En 1843, la mère Javouhey fait ses adieux à Mana, accompagnée jusqu’à l’embouchure du fleuve par une foule émue aux larmes. Ensuite l’administration reprend l’expérience mais dans une optique différente. La Guyane n’intéresse plus guère et il est décidé plutôt d’y implanter une colonie pénitentiaire. Elle portera le prénom de l’administrateur qui lui a succédé, Laurent.

A 65 ans, elle revient de Guyane, épuisée par le climat et les épreuves mais reprend sa tâche à Cluny.

Elle est de passage à Paris lors des émeutes de 1848, mais les ouvriers qui tiennent les barricades la laissent passer et lui rendent hommage.

Le décret d’abolition est signé par Lamartine le 27 Avril 1848.

Ce qui est significatif dans cette lutte pour lutter contre l’esclavage, c’est que chacun à sa place a tenu son rôle.
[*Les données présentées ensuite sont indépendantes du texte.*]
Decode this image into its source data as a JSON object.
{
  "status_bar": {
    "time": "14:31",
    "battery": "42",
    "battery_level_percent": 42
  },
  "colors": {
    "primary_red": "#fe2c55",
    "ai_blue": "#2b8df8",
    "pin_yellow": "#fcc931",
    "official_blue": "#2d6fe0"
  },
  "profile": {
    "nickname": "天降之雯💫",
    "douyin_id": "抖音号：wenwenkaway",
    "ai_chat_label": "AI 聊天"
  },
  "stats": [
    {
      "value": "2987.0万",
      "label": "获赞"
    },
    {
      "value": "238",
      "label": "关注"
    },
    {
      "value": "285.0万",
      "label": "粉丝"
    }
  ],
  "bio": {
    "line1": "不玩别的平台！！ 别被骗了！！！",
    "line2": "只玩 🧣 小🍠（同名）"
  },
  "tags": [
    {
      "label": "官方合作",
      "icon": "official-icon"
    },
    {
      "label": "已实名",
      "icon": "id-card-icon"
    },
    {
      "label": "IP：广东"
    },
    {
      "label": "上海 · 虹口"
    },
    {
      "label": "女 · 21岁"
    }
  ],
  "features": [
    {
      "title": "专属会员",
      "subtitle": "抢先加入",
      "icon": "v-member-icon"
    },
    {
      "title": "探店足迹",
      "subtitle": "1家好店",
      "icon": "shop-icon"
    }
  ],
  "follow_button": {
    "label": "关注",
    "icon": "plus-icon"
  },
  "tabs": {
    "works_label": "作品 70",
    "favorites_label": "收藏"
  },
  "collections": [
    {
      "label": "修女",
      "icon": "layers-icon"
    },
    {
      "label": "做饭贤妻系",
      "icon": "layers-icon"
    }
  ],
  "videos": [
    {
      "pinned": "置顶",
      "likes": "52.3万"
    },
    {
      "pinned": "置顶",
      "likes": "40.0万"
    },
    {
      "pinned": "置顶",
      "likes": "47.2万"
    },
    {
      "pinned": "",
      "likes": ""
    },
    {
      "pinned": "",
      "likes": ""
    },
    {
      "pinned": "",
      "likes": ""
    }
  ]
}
Les esclaves dans les colonies, bien sûr , mais aussi les partisans de l’abolition comme La société des amis des noirs qui mène combat au Parlement parvenant à mobiliser beaucoup de grands esprits de l’époque ;  Anne Marie Javouhey a voulu, elle, montrer qu’en pratique il était possible d’éduquer, d’instruire ces personnes de couleur objets de préjugés et de quolibets, de montrer par l’exemple, qu’ils pouvaient vivre dignement et en toute autonomie.

Certains peuvent argumenter que si l’esclavage a été aboli ,c’est que ce système cruel était économiquement dépassé, et que les grands planteurs ou financiers étaient prêts à passer à autre chose.

Mais il est toujours réconfortant de voir quelqu’un se dresser aux côtés des plus démunis, pour s’opposer aux préjugés et montrer par l’exemple qu’une autre voie est possible.

C‘est pourquoi il est important de se souvenir d’ Anne Marie Javouhey.